Массовый педагог быстро привыкал к насильничеству. Вчера душу и ум этого самого педагога насиловали на школьной скамейке, сегодня он сам становится участником, наконец, руководителем такого же насилия, участником попрания прав детского духа, детского разума, творческой детской жизни.

Взаимное сопротивление постепенно усиливало дух насильничества в педагоге, дух озлобления в насилуемом рабе-ребенке.

Школа была в большинстве (…) случаев местом печальнейшей, тяжкой борьбы учительства с учащимися. В педагоге, незаметно для него самого, в борьбе этой человечное отношение к детям так часто, от постоянной борьбы и постоянной практики насильничества, постепенно сменялось жестокостью. Наиболее подпадавшие этому натуры становились утонченно жестокими. (...)

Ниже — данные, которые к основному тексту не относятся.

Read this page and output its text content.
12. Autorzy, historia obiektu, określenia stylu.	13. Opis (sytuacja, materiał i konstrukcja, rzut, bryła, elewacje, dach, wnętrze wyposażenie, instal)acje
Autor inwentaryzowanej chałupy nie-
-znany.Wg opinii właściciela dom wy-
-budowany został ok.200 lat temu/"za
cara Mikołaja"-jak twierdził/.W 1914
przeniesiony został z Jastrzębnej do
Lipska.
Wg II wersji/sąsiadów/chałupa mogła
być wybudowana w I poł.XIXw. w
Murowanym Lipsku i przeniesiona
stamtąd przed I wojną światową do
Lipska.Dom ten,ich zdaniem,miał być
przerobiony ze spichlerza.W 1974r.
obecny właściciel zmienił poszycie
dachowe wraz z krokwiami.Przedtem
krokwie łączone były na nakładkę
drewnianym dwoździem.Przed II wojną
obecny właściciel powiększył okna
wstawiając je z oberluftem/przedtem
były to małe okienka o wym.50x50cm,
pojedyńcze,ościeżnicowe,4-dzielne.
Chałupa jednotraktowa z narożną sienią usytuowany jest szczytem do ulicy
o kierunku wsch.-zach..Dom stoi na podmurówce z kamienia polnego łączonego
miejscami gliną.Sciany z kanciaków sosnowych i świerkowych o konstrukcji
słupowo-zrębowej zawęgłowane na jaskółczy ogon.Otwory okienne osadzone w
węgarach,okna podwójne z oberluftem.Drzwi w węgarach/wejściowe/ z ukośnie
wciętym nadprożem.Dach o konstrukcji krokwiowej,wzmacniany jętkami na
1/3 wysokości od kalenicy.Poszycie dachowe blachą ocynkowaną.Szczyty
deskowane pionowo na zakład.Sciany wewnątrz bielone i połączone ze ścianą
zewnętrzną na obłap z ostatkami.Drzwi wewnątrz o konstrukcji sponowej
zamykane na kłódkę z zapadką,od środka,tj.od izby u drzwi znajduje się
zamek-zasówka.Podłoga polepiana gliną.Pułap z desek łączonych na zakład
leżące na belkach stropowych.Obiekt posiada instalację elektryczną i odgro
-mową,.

Власть всегда развращает человека. Дух насильничества незаметно постепенно отравлял души многих недурных учителей. Редкий учитель избегал этой отравы, превращавшей школы, в худших случаях, прямо в застенки для пытки детского духа, в обычном же большинстве случаев - в место более или менее принудительных работ для малолетних преступников, все преступление которых состояло в том, что они - ученики и что их родители хотят, чтобы они тут учились. (...)

Основой новой, свободной, рациональной творческой школы должно лечь строгое обоснование ее на требованиях детской природы, на постоянном выяснении их, на внимательном знакомстве с каждым, по возможности, данным ребенком, учеником школы, на познании его души, его ума, на постоянном действительном осуществлении на деле признания прав и требований детской личности.

Основою школы должны стать не навязываемые ей какие бы то ни было программы и педагогическое начальствование, хотя бы самое либеральное, а сами учащиеся, их личности, их интересы, их запросы, так же как основою общего народного просвещения должны быть свободные запросы и требования народные.

Педагоги и родители должны быть лишь деятельными сотрудниками детей в деле их образования и воспитания.